Perde il portafoglio e Samuel, un migrante, glielo riporta con documenti e soldi. E lui, Guido Di Fraia, piombinese ma da anni residente a Milano, professore associato di “processi culturali e comunicativi” all’università Iulm, ha voluto rendergli omaggio con una missiva al giornale ilTirreno.it.

“Me ne sono accorto, dopo molti chilometri, sulla strada per Roma dove stavo andando a trovare mio figlio. Sono tornato a cercarlo, ho fatto tutte le telefonate del caso, ma senza successo. Spinto da una sensazione di strana fiducia nel destino, ho lasciato trascorrere la sera e parte della mattina seguente, deciso a fare denuncia nel pomeriggio, quando poco prima di mezzogiorno ricevo una chiamata dai Carabinieri di Venturina. Mi comunicano che il portafoglio era stato portato presso di loro con tutti i documenti e il denaro che avevo quando l’avevo perso».

«A portarglielo era stato Samuel, di cui mi hanno lasciato il numero di telefono. La sera dopo, di ritorno a Milano, sono passato da Venturina per ringraziarlo. E così, una di quelle storie collettive che avevo visto tante volte in televisione, mi si è seduta davanti intrecciandosi con la mia. Samuel è uno dei 70 richiedenti asilo ospitati nel centro di accoglienza, gestito dall’Associazione Homo Diogene di Campiglia Marittima. È nato nel 90 (come mio figlio!) ed è partito dal Ghana, dove fabbricava scarpe, quasi 3 anni fa. Ha trascorso 8 mesi in Libia prima di imbarcarsi ed arrivare nel centro che lo ospita da circa 2 anni. Samuel ha lasciato la moglie (senza lavoro) e tre figli. L’ultimo di 4 mesi quando è partito con la speranza di giungere in Inghilterra, trovare un lavoro, far arrivare la famiglia e avere una vita “normale”. La sua richiesta di asilo è stata rifiutata dalla Commissione Territoriale e così Samuel, dopo aver fatto ricorso, è in attesa in uno stato di sospensione per motivi burocratici, chissà quanto tempo ancora. Mi ha raccontato di aver trovato gli uffici dei Carabinieri chiusi e di dover essere tornato una seconda volta per poter consegnare il portafoglio (e quindi, penso, conservando con sé per ore il denaro e la tentazione di impossessarsene a cui, sono certo, molti di noi non avrebbero resistito). Alla mia domanda sul perché non si fosse tenuto i soldi mi ha risposto, sorridendo: “120 euro finiscono in pochi giorni, l’onestà no”.
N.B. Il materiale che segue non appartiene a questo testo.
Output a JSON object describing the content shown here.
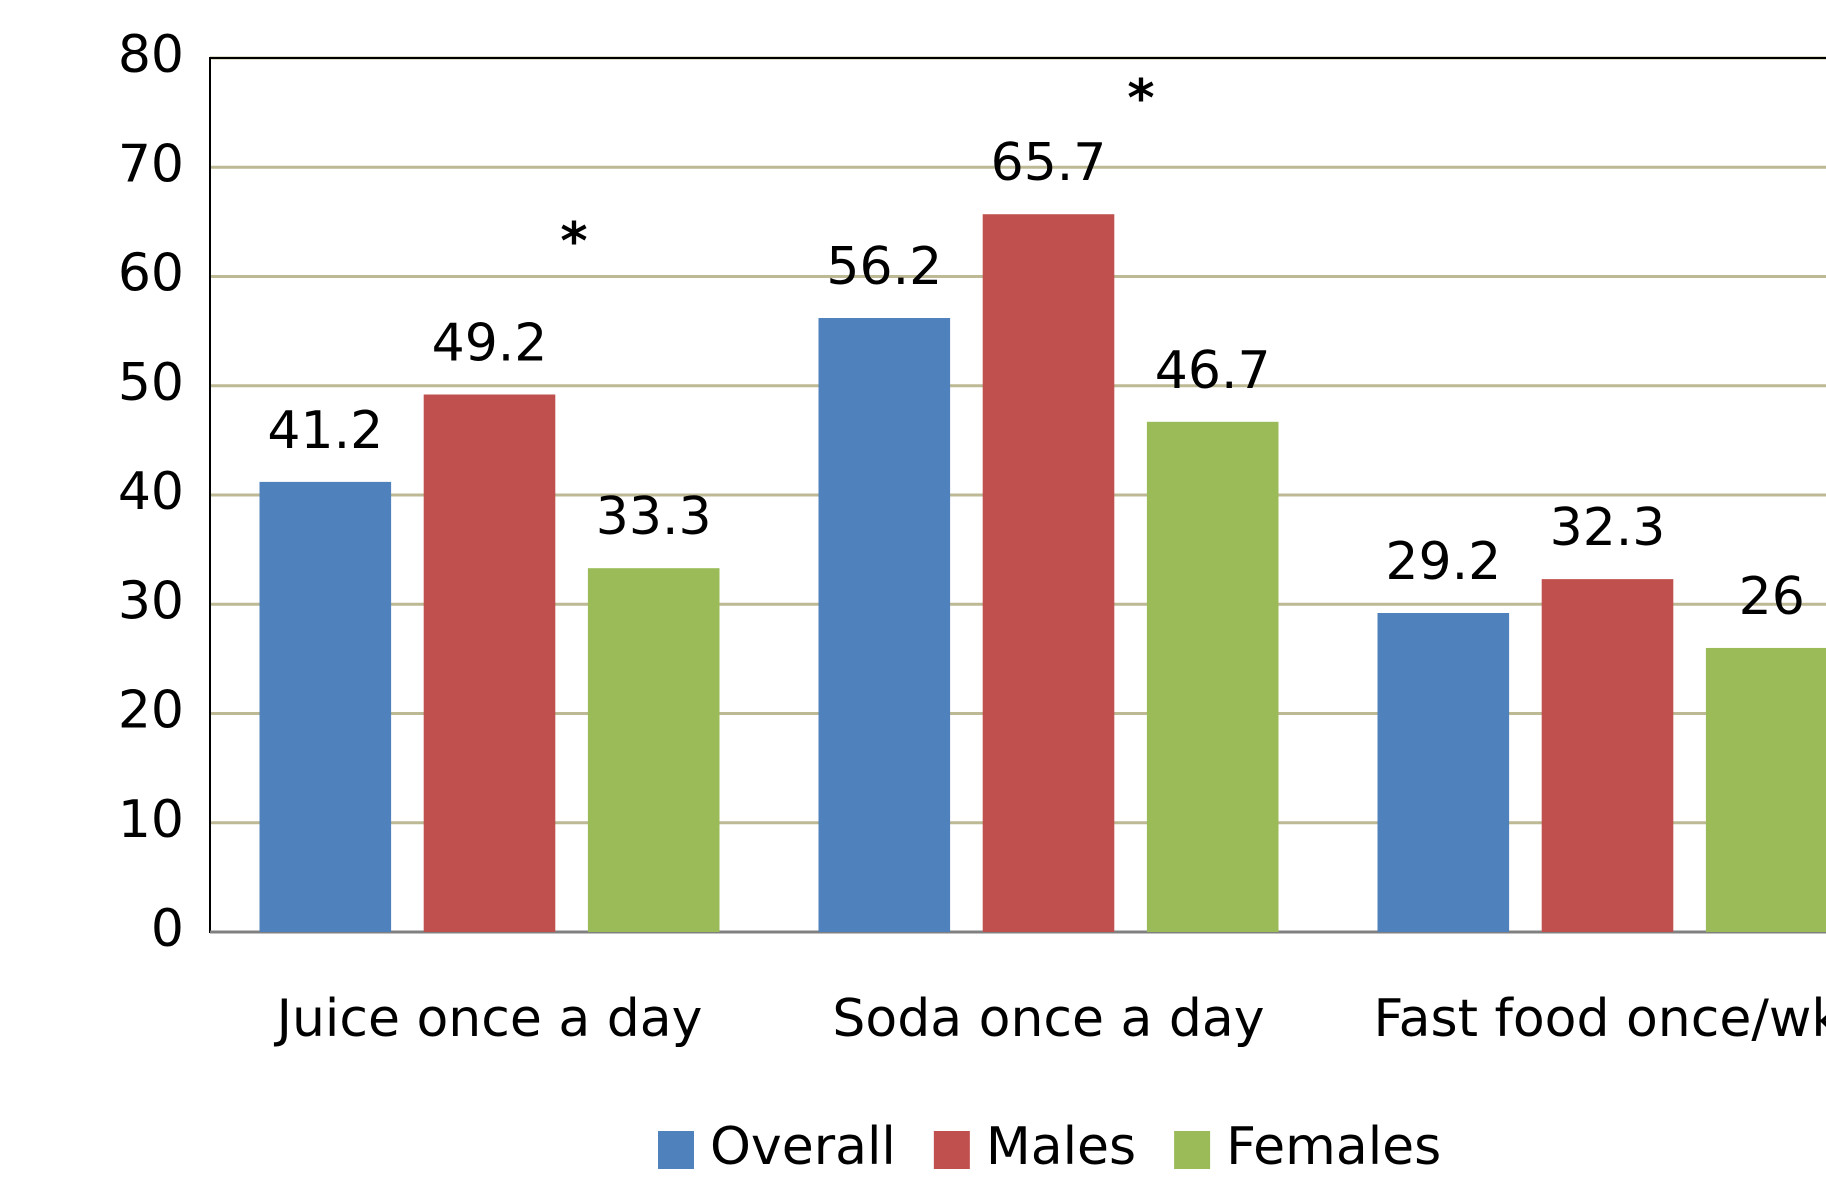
{
  "chart_data": {
    "type": "bar",
    "categories": [
      "Juice once a day",
      "Soda once a day",
      "Fast food once/wk"
    ],
    "series": [
      {
        "name": "Overall",
        "color": "#4f81bd",
        "values": [
          41.2,
          56.2,
          29.2
        ]
      },
      {
        "name": "Males",
        "color": "#c0504d",
        "values": [
          49.2,
          65.7,
          32.3
        ]
      },
      {
        "name": "Females",
        "color": "#9bbb59",
        "values": [
          33.3,
          46.7,
          26
        ]
      }
    ],
    "annotations": [
      {
        "text": "*"
      },
      {
        "text": "*"
      }
    ],
    "ylim": [
      0,
      80
    ],
    "yticks": [
      0,
      10,
      20,
      30,
      40,
      50,
      60,
      70,
      80
    ],
    "grid": true,
    "legend": "bottom"
  }
}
Guido prosegue. «Questo è Samuel, ragazzo del Ghana di 27 anni. La sua storia, ascoltata in tv, finirebbe per confondersi con quella di uno dei tanti extracomunitari che, nelle descrizioni populiste della Destra e della Lega “invadono” l’Italia. Ascoltata dalla sua voce commossa e letta insieme al piccolo grande gesto che ha fatto, suona come la storia di un grande uomo che mi sento onorato di aver conosciuto e che vorrei in tutti i modi poter aiutare. Samuel a breve avrà una seconda sentenza rispetto alla sua richiesta di permanenza nel nostro Paese e la responsabile del Centro. mi ha spiegato che se riuscisse a presentarsi al giudizio con un contratto di lavoro attivo, questo potrebbe aiutare molto la sua causa. Non è necessario un impiego a tempo indeterminato, basterebbe anche un contratto di qualche mese. Importante, in questo caso, è che il luogo di lavoro sia in una zona dalla quale lui possa far ritorno la sera al centro che lo ospita (Stazione di Campiglia), altrimenti perderebbe il diritto all’accoglienza. Samuel parla inglese e un po’ italiano (ma si impegnerà a migliorare in questo), ha un’ottima manualità, ed è disposto a fare i lavori più diversi. Ma tra le sue qualità, quella su cui posso davvero spendere la mia parola è l’onestà».